Objective: This case is presented to highlight the unusual presentation of MIS-C, with Group B streptococcal (GBS) sepsis and meningitis co-infection, and its successful management. 
Clinical case: A previously well 6-week-old male presented with three days history high grade fever, bloody stools, poor cry and activity. Patient had exposure to household contacts positive for SARS COV-2 two weeks prior. On admission, he was drowsy, highly febrile, tachycardic, tachypneic, and pale looking. He had non-tensed fontanelles, sunken eyeballs, alar flaring, dry lips, subcostal retractions, bilateral crackles, cold extremities, full and equal pulses and CRT of 3 seconds, needing fluid boluses and non-invasive positive pressure ventilation. He was admitted to the pediatric intensive care unit. Laboratory results showed leukopenia, lymphopenia, elevated procalcitonin, C reactive protein, D-dimer and interleukin-6. There was bilateral pneumonia on chest x-ray. RT-PCR for SARS COV-2 was positive on admission. Patient was initially treated for severe COVID pneumonia with remdesivir, dexamethasone and cefotaxime. Blood culture showed growth of Streptococcus agalactiae. He developed seizure on day 6 of illness when he was afebrile. Lumbar tap findings were suggestive of bacterial meningitis, with positive Phadebact test for Streptococcus agalactiae. Serology for COVID IgG was positive. Pro BNP was also elevated. Due to highly elevated inflammatory markers, myocarditis, anemia and neurologic involvement, he was treated for MIS-C with intravenous immunoglobulin and methylprednisolone. He completed antibiotics for meningitis for 21 days and steroid was slowly tapered. Cranial ultrasound was normal and inflammatory markers gradually normalized. He was discharged improved. 
Conclusion: This was a highly challenging case of overlapping signs and symptoms, laboratory abnormalities. The presentation of MIS-C can overlap with symptoms and findings of SARS-CoV-2 and non SARS-CoV 2 infection. Although this patient seems to have completely recovered, close follow-up is still warranted since the natural history of MIS-C is still unclear. The long term sequelae remain unknown and represent a very important area for future studies.
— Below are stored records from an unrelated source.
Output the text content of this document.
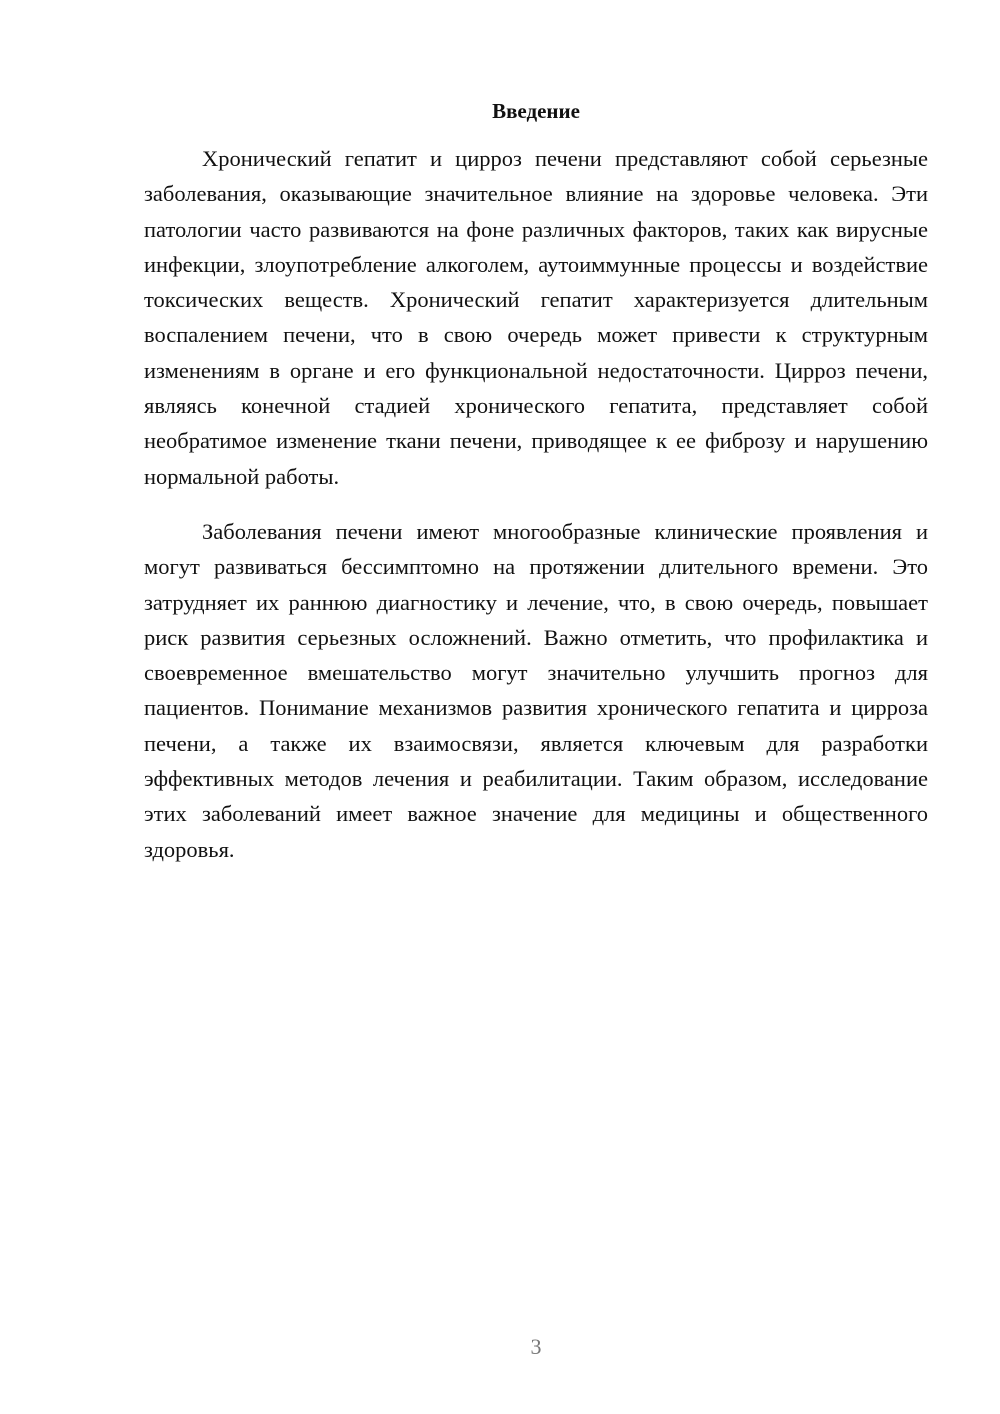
Введение

Хронический гепатит и цирроз печени представляют собой серьезные заболевания, оказывающие значительное влияние на здоровье человека. Эти патологии часто развиваются на фоне различных факторов, таких как вирусные инфекции, злоупотребление алкоголем, аутоиммунные процессы и воздействие токсических веществ. Хронический гепатит характеризуется длительным воспалением печени, что в свою очередь может привести к структурным изменениям в органе и его функциональной недостаточности. Цирроз печени, являясь конечной стадией хронического гепатита, представляет собой необратимое изменение ткани печени, приводящее к ее фиброзу и нарушению нормальной работы.

Заболевания печени имеют многообразные клинические проявления и могут развиваться бессимптомно на протяжении длительного времени. Это затрудняет их раннюю диагностику и лечение, что, в свою очередь, повышает риск развития серьезных осложнений. Важно отметить, что профилактика и своевременное вмешательство могут значительно улучшить прогноз для пациентов. Понимание механизмов развития хронического гепатита и цирроза печени, а также их взаимосвязи, является ключевым для разработки эффективных методов лечения и реабилитации. Таким образом, исследование этих заболеваний имеет важное значение для медицины и общественного здоровья.

3
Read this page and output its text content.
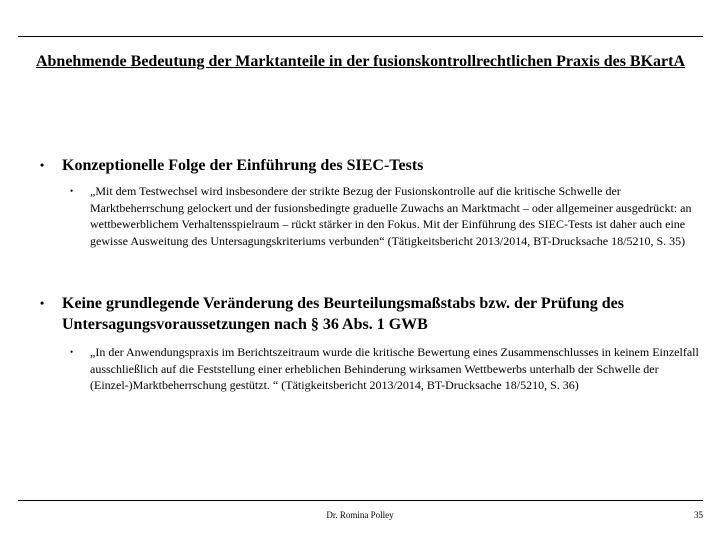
Abnehmende Bedeutung der Marktanteile in der fusionskontrollrechtlichen Praxis des BKartA
• Konzeptionelle Folge der Einführung des SIEC-Tests
• „Mit dem Testwechsel wird insbesondere der strikte Bezug der Fusionskontrolle auf die kritische Schwelle der Marktbeherrschung gelockert und der fusionsbedingte graduelle Zuwachs an Marktmacht – oder allgemeiner ausgedrückt: an wettbewerblichem Verhaltensspielraum – rückt stärker in den Fokus. Mit der Einführung des SIEC-Tests ist daher auch eine gewisse Ausweitung des Untersagungskriteriums verbunden“ (Tätigkeitsbericht 2013/2014, BT-Drucksache 18/5210, S. 35)
• Keine grundlegende Veränderung des Beurteilungsmaßstabs bzw. der Prüfung des Untersagungsvoraussetzungen nach § 36 Abs. 1 GWB
• „In der Anwendungspraxis im Berichtszeitraum wurde die kritische Bewertung eines Zusammenschlusses in keinem Einzelfall ausschließlich auf die Feststellung einer erheblichen Behinderung wirksamen Wettbewerbs unterhalb der Schwelle der (Einzel-)Marktbeherrschung gestützt. “ (Tätigkeitsbericht 2013/2014, BT-Drucksache 18/5210, S. 36)
Dr. Romina Polley	35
Jeremiah Claudine Calacal completed her undergraduate studies in BS Human Biology in De La Salle University – Manila last 2013. She pursued further studies in medicine in De La Salle Health Sciences Institute and graduated last 2016. From 2016 to 2017, she had internship in Department of Health’s Rizal Medical Center and subsequently earned her medical license last September 2017, granted by the Philippine Regulation Commission. She proceeded with residency last January 2018 in Pediatrics in St. Luke’s Medical Center – Global City, Philippines and served as the chief resident January 2021 to January 2022.